La Sombra no es sólo oscuridad, basura y contenido reprimido; gran parte de ella es oro puro. Por eso hay que darle luz. Su desconocimiento hace que vivamos contraídos, respirando apenas, perseguidos por la ansiedad y la confusión… Y sin ninguna conciencia de la fuerza de nuestras reacciones. Si no opusiéramos tanta resistencia a reconocer la existencia de la sombra y fuéramos capaces de reconocer tanto lo positivo como lo negativo que hay en ella podríamos entrar en contacto, tal y como George I. Gurdjieff sugirió, con una concentración de energía emocional superior que nos permitiría realizar hazañas sin parangón. Uno de los discípulos de Gurdjieff, J. G. Bennett, cuenta en su biografía cómo en una ocasión en que sufría disentería y se sentía morir no hizo caso a la voz interior que le ordenaba quedarse en la cama todo el día, y se dejó llevar por una fuerza inconsciente que le levantó del lecho y le llevó hasta la sala de trabajo. Una vez allí fue capaz de realizar los ejercicios gimnásticos y de danza más difíciles que Gurdjieff había enseñado jamás a sus alumnos: «mi cuerpo parecía haberse transformado en luz… no tenía fatiga ni la menor sensación de pesadumbre». Cuando los ejercicios terminaron, Bennett se fue al jardín y se puso a excavar la tierra… «Los síntomas de la enfermedad habían cesado, no tenía ya dolores en el estómago y gozaba de una gran claridad mental…».

El guru iluminado

Ciertos adeptos contemporáneos afirman que, durante la iluminación, la Sombra se ve inundada por la luz de la supraconciencia, de modo que el ser iluminado acaba por carecer de Sombra. Pero esta afirmación es difícil de aceptar. La Sombra es el producto de un número casi infinito de procesos inconscientes, esenciales para la vida humana tal como la conocemos. Y mientras haya vida seguirán existiendo este tipo de contenidos, ya que es sencillamente imposible ser conscientes de todo.

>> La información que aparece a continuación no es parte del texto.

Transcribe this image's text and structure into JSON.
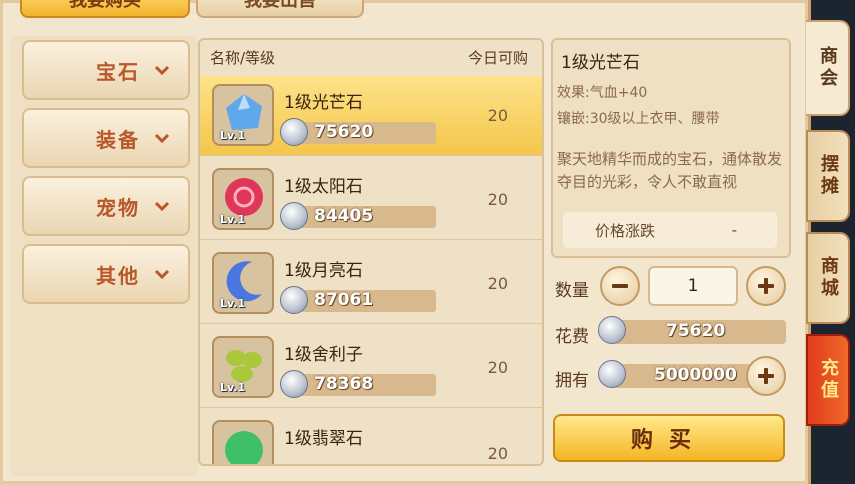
{
  "top_tabs": {
    "buy": "我要购买",
    "sell": "我要出售"
  },
  "categories": [
    {
      "label": "宝石"
    },
    {
      "label": "装备"
    },
    {
      "label": "宠物"
    },
    {
      "label": "其他"
    }
  ],
  "list": {
    "header_name": "名称/等级",
    "header_qty": "今日可购",
    "items": [
      {
        "name": "1级光芒石",
        "level": "Lv.1",
        "price": "75620",
        "qty": "20",
        "color": "#5fa8ea"
      },
      {
        "name": "1级太阳石",
        "level": "Lv.1",
        "price": "84405",
        "qty": "20",
        "color": "#e0365a"
      },
      {
        "name": "1级月亮石",
        "level": "Lv.1",
        "price": "87061",
        "qty": "20",
        "color": "#4a76e0"
      },
      {
        "name": "1级舍利子",
        "level": "Lv.1",
        "price": "78368",
        "qty": "20",
        "color": "#a9c83a"
      },
      {
        "name": "1级翡翠石",
        "level": "",
        "price": "",
        "qty": "20",
        "color": "#3fbf6a"
      }
    ]
  },
  "detail": {
    "title": "1级光芒石",
    "effect": "效果:气血+40",
    "inlay": "镶嵌:30级以上衣甲、腰带",
    "description": "聚天地精华而成的宝石，通体散发夺目的光彩，令人不敢直视",
    "price_change_label": "价格涨跌",
    "price_change_value": "-"
  },
  "purchase": {
    "qty_label": "数量",
    "qty_value": "1",
    "cost_label": "花费",
    "cost_value": "75620",
    "own_label": "拥有",
    "own_value": "5000000",
    "buy_label": "购买"
  },
  "side_tabs": [
    "商会",
    "摆摊",
    "商城",
    "充值"
  ]
}
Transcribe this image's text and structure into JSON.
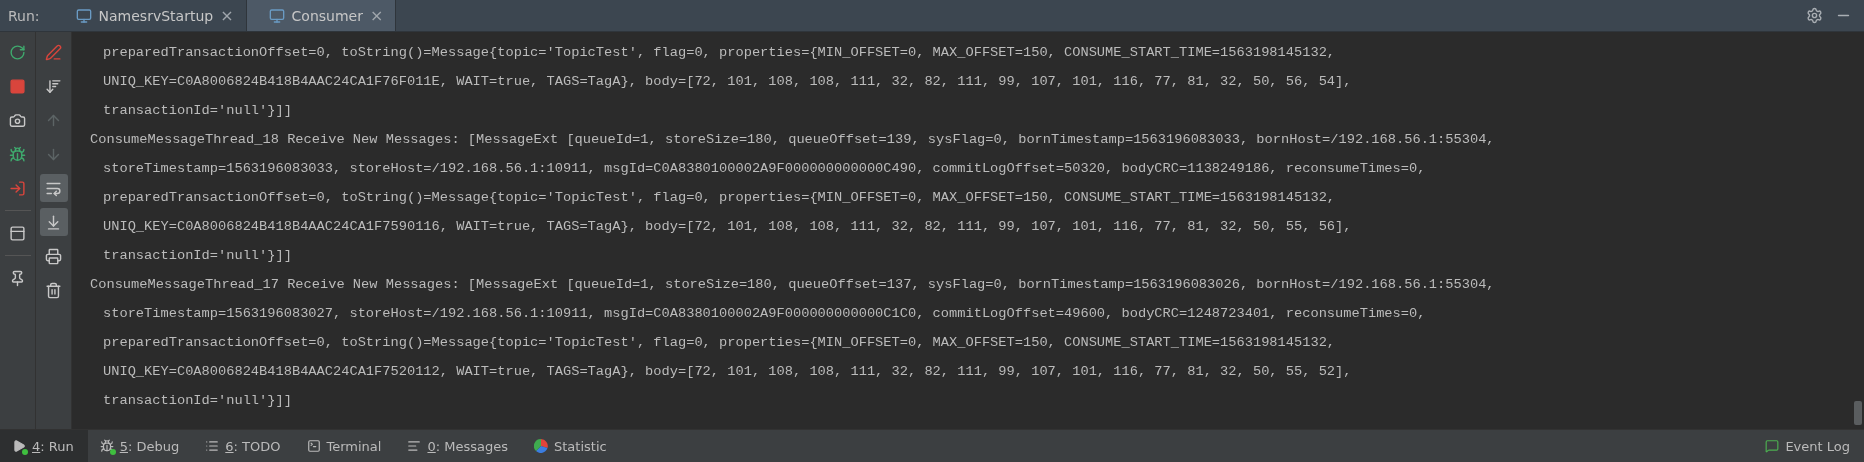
{
  "run_bar": {
    "label": "Run:",
    "tabs": [
      {
        "label": "NamesrvStartup",
        "selected": false,
        "close": "×"
      },
      {
        "label": "Consumer",
        "selected": true,
        "close": "×"
      }
    ]
  },
  "toolbar_primary": [
    {
      "kind": "rerun",
      "disabled": false
    },
    {
      "kind": "stop",
      "disabled": false
    },
    {
      "kind": "camera",
      "disabled": false
    },
    {
      "kind": "bug",
      "disabled": false
    },
    {
      "kind": "exit",
      "disabled": false
    },
    {
      "kind": "layout",
      "disabled": false
    },
    {
      "kind": "pin",
      "disabled": false
    }
  ],
  "toolbar_secondary": [
    {
      "kind": "clear",
      "selected": false,
      "disabled": false
    },
    {
      "kind": "sort",
      "selected": false,
      "disabled": false
    },
    {
      "kind": "up",
      "selected": false,
      "disabled": true
    },
    {
      "kind": "down",
      "selected": false,
      "disabled": true
    },
    {
      "kind": "wrap",
      "selected": true,
      "disabled": false
    },
    {
      "kind": "scroll",
      "selected": true,
      "disabled": false
    },
    {
      "kind": "print",
      "selected": false,
      "disabled": false
    },
    {
      "kind": "trash",
      "selected": false,
      "disabled": false
    }
  ],
  "console": {
    "lines": [
      {
        "kind": "wrap",
        "text": "preparedTransactionOffset=0, toString()=Message{topic='TopicTest', flag=0, properties={MIN_OFFSET=0, MAX_OFFSET=150, CONSUME_START_TIME=1563198145132,"
      },
      {
        "kind": "wrap",
        "text": "UNIQ_KEY=C0A8006824B418B4AAC24CA1F76F011E, WAIT=true, TAGS=TagA}, body=[72, 101, 108, 108, 111, 32, 82, 111, 99, 107, 101, 116, 77, 81, 32, 50, 56, 54],"
      },
      {
        "kind": "wrap",
        "text": "transactionId='null'}]]"
      },
      {
        "kind": "head",
        "text": "ConsumeMessageThread_18 Receive New Messages: [MessageExt [queueId=1, storeSize=180, queueOffset=139, sysFlag=0, bornTimestamp=1563196083033, bornHost=/192.168.56.1:55304,"
      },
      {
        "kind": "wrap",
        "text": "storeTimestamp=1563196083033, storeHost=/192.168.56.1:10911, msgId=C0A8380100002A9F000000000000C490, commitLogOffset=50320, bodyCRC=1138249186, reconsumeTimes=0,"
      },
      {
        "kind": "wrap",
        "text": "preparedTransactionOffset=0, toString()=Message{topic='TopicTest', flag=0, properties={MIN_OFFSET=0, MAX_OFFSET=150, CONSUME_START_TIME=1563198145132,"
      },
      {
        "kind": "wrap",
        "text": "UNIQ_KEY=C0A8006824B418B4AAC24CA1F7590116, WAIT=true, TAGS=TagA}, body=[72, 101, 108, 108, 111, 32, 82, 111, 99, 107, 101, 116, 77, 81, 32, 50, 55, 56],"
      },
      {
        "kind": "wrap",
        "text": "transactionId='null'}]]"
      },
      {
        "kind": "head",
        "text": "ConsumeMessageThread_17 Receive New Messages: [MessageExt [queueId=1, storeSize=180, queueOffset=137, sysFlag=0, bornTimestamp=1563196083026, bornHost=/192.168.56.1:55304,"
      },
      {
        "kind": "wrap",
        "text": "storeTimestamp=1563196083027, storeHost=/192.168.56.1:10911, msgId=C0A8380100002A9F000000000000C1C0, commitLogOffset=49600, bodyCRC=1248723401, reconsumeTimes=0,"
      },
      {
        "kind": "wrap",
        "text": "preparedTransactionOffset=0, toString()=Message{topic='TopicTest', flag=0, properties={MIN_OFFSET=0, MAX_OFFSET=150, CONSUME_START_TIME=1563198145132,"
      },
      {
        "kind": "wrap",
        "text": "UNIQ_KEY=C0A8006824B418B4AAC24CA1F7520112, WAIT=true, TAGS=TagA}, body=[72, 101, 108, 108, 111, 32, 82, 111, 99, 107, 101, 116, 77, 81, 32, 50, 55, 52],"
      },
      {
        "kind": "wrap",
        "text": "transactionId='null'}]]"
      }
    ]
  },
  "bottom_bar": {
    "tabs": [
      {
        "kind": "run",
        "key": "4",
        "label": ": Run",
        "selected": true
      },
      {
        "kind": "debug",
        "key": "5",
        "label": ": Debug",
        "selected": false
      },
      {
        "kind": "todo",
        "key": "6",
        "label": ": TODO",
        "selected": false
      },
      {
        "kind": "terminal",
        "label": "Terminal",
        "selected": false
      },
      {
        "kind": "messages",
        "key": "0",
        "label": ": Messages",
        "selected": false
      },
      {
        "kind": "statistic",
        "label": "Statistic",
        "selected": false
      }
    ],
    "right": {
      "label": "Event Log"
    }
  }
}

La iluminación sólo pone fin a nuestra esclavitud respecto al ego. Pero, aun después de despertar a la Realidad universal, existe una especie de ego fantasmal que permite al iluminado funcionar en la realidad cotidiana. La única diferencia es que, en el individuo no iluminado, ego y Sombra van juntos, mientras en el iluminado no.

La abundancia de adeptos excéntricos y autoritarios y con una personalidad poco ajustada indica que el trabajo con el inconsciente no implica únicamente trascender la Sombra, sino también la integración de sus contenidos positivos. Descubrir la Divinidad en las profundidades de la propia alma es la principal obligación del adepto, pero tras ello ha de hallarla también en todo lo creado y ser capaz de practicar la compasión hacia todas las manifestaciones de la vida.

Si el siglo XX nos trajo el psicoanálisis y las terapias subsiguientes, es de esperar que el XXI implique un desarrollo de técnicas que nos permitan entrar en contacto con los secretos del inconsciente. A despecho de una sociedad cada vez más alienante y convencida de que la química y el estudio de las neuronas pueden curar cualquier enfermedad, lo cierto es que el conocimiento de nosotros mismos se revela como la única solución a las heridas del alma.